Originally posted by: FatJackSprat
Originally posted by: Moralpanic
Imagine a child who discovers that one night everytime he sneezes the thunder claps. As adults we would recognize it to be mere coincidence. The child's subjective belief that his sneezing caused the thunder would not change the reality of the situation as it is known to be.
No it wouldn't... and i don't exactly see how this fits in with predetermination...
It fits with predetermination as an analogy to your proposition that it individual belief of controlling one's actions takes precident over the actual situation of predetermination in a reality based on predetermination.
When you say "No it wouldn't" you're stating that the child's subjective belief that his sneezing (or for better analogy - clapping) causes the thunder changes the reality of the fact that his actions have no control over the occurence. In other words, his belief that he is causing thunder to occur makes it true?

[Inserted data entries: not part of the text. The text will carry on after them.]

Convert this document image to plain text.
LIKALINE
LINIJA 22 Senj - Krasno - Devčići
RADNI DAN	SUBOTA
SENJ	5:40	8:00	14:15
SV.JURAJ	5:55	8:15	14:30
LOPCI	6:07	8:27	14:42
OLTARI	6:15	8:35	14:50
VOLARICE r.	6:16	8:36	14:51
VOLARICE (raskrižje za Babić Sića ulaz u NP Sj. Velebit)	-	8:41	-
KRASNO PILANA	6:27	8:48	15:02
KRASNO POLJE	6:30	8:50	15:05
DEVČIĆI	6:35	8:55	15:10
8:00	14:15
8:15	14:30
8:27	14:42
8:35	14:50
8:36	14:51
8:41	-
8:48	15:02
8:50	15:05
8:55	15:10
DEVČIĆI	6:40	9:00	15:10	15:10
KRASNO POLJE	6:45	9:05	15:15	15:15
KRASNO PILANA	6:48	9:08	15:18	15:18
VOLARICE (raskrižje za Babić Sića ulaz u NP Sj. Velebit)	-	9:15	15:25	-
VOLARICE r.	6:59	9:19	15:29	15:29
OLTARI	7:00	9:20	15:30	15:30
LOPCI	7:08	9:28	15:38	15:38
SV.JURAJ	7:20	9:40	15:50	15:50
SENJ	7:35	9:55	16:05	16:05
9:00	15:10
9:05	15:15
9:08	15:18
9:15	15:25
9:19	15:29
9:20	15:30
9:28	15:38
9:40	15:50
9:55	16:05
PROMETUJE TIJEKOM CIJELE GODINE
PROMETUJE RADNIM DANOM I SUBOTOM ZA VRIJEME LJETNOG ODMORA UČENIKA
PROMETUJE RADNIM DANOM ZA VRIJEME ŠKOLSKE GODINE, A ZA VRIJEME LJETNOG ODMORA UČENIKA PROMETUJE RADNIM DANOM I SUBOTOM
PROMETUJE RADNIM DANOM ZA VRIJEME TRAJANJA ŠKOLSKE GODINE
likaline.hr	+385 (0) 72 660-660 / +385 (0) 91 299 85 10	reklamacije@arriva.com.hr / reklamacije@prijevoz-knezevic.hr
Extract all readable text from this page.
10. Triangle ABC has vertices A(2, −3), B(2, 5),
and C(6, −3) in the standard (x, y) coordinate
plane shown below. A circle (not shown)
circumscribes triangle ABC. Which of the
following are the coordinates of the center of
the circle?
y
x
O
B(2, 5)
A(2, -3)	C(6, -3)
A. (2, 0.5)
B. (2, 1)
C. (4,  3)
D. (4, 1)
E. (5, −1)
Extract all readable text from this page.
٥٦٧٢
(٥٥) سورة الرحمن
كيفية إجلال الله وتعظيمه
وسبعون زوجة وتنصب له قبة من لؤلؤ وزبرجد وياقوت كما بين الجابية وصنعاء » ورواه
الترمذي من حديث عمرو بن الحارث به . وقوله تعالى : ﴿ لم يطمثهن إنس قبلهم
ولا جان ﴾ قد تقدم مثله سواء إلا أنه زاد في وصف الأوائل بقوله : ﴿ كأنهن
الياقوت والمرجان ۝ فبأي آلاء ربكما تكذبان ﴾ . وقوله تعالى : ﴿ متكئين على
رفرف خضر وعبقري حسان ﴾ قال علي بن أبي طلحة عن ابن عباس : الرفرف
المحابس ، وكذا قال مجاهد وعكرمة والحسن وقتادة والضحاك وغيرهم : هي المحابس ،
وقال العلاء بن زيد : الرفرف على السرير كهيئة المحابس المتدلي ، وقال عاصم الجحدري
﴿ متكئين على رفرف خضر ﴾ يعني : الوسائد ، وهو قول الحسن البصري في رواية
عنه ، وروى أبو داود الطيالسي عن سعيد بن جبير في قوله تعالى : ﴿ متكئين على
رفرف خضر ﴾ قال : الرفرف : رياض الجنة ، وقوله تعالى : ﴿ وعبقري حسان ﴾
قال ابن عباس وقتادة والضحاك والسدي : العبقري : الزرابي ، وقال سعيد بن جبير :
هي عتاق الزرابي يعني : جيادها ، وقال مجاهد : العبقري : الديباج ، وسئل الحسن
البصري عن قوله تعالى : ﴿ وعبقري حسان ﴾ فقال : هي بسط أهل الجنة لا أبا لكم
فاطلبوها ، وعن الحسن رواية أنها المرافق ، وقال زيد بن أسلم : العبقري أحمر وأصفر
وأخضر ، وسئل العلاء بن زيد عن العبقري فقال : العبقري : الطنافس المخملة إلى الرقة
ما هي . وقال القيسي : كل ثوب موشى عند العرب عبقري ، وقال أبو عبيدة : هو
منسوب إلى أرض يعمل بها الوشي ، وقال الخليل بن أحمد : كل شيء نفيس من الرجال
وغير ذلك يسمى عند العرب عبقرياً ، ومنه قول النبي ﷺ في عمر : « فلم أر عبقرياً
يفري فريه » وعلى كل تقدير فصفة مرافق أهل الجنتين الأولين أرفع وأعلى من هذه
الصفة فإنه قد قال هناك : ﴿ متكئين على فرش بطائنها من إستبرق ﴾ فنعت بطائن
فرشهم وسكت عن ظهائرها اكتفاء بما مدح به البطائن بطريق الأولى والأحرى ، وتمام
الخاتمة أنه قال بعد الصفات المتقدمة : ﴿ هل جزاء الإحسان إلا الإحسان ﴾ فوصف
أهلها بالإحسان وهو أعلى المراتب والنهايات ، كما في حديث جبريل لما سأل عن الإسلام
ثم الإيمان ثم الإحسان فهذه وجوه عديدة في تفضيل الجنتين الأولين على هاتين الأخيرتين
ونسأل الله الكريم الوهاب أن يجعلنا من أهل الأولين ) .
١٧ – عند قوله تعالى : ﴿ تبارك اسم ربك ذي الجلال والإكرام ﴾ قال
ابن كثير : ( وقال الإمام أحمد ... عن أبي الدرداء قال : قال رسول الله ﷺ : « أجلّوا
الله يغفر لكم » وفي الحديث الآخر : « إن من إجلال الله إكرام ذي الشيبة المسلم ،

I am aware of conditioning (undergrad bs in psych '96) but what an indivudal believes he is choosing to do does not matter where he does not actually have a choice. If Pavlov had trained his dogs to attack children when he rang the bell AND if it was truly an uncontrollable reaction (as would be the case for all actions in a predetermined existence) would the dogs be responsible for the attack? Would the dogs be any more responsible for the attack if all circumstances were the same except they believed that it was their choice to attack?
Our present judicial system has legal exceptions to crimes of specific intent where the crime is proven to have been committed by a defendant without the capacity or ability to control his freewill to an extent permitting him to act with intent. Where all behavior is predetermined, no one has free will, no one has intent.